Anyone else's bun do this?


----------



## sugarbunnies (Nov 3, 2012)

Yes, my last bun would lick his bed (and me, constantly). It's normal. Some buns just like licking.


----------



## kouneli (Nov 3, 2012)

Well, I've had one bunny that would lick me, her saltwheel, her cage...etc.

But Bradley's never really licked before (and he still doesn't lick his salt wheel). I haven't seen him lick anything else recently...just the pillow. And as far as I know there's nothing food-related that fell on the pillow.


----------



## sugarbunnies (Nov 3, 2012)

maybe he likes the taste!


----------



## Imbrium (Nov 3, 2012)

maybe they're having a secret love affair and they're ready to go public with it


----------



## mdith4him (Nov 3, 2012)

Nibbles licks whatever he's laying on!!

See here: [ame]http://www.youtube.com/watch?v=K0bEQfNy6pA&feature=plcp[/ame]

Sometimes he's at it for so long he leaves a huge wet spot behind (I'm talking 4-5" in diameter or bigger!). Crazy buns. I have no clue why he does it!


----------



## littl3red (Nov 3, 2012)

No clue. Maya licked my leg for like a whole minute yesterday, I was like "what are you doing? Oddball." I guess my jeans must taste pretty good.


----------



## Blue eyes (Nov 3, 2012)

Sapphire likes to lick this bed that she's laying in. I swear she acts like she's grooming the stuffed rim. So funny. (Mocha never licks it)

As a side note, you mentioned salt licks. I've heard different stuff on them, but from what I've heard, at best they are simply unnecessary and at worst they could be harmful. I've not read anywhere that they are necessary. --just something to consider.


----------



## kouneli (Nov 3, 2012)

Yeah, I know that salt licks aren't necessary, but I've had a couple of bunnies that would chew their cage unless I put a salt lick in. Some like it, some don't care (like Bradley).
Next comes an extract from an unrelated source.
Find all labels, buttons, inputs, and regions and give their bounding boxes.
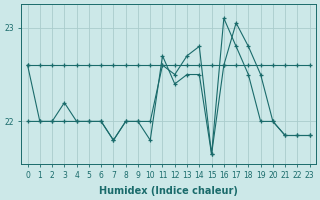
X-axis label: Humidex (Indice chaleur): Humidex (Indice chaleur) (99, 186, 238, 196)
Well, was just wondering what could've caused him to start licking something all of a sudden... lol Just some weird bunny.


----------



## Nancy McClelland (Nov 3, 2012)

Fin treats us like we're lollipops. Serena and Lilli will lick us a lot and Lilli is our "grunting" queen, especially if we're slow with treats or veggies.


----------



## patches2593 (Nov 3, 2012)

omg!! my rabbit also likes to lick my pillow!! and the blankets. when my sister moved out of the house (and we shared a bedroom so theres two beds), the rabbit claimed her bed. every time i let him out for exercise, he runs around a little bit and then goes and jumps right onto the bed licks it and lays down with his feet kicked out  (sometimes with my cat too; they are snugglers its so cute when they lay with each other)


----------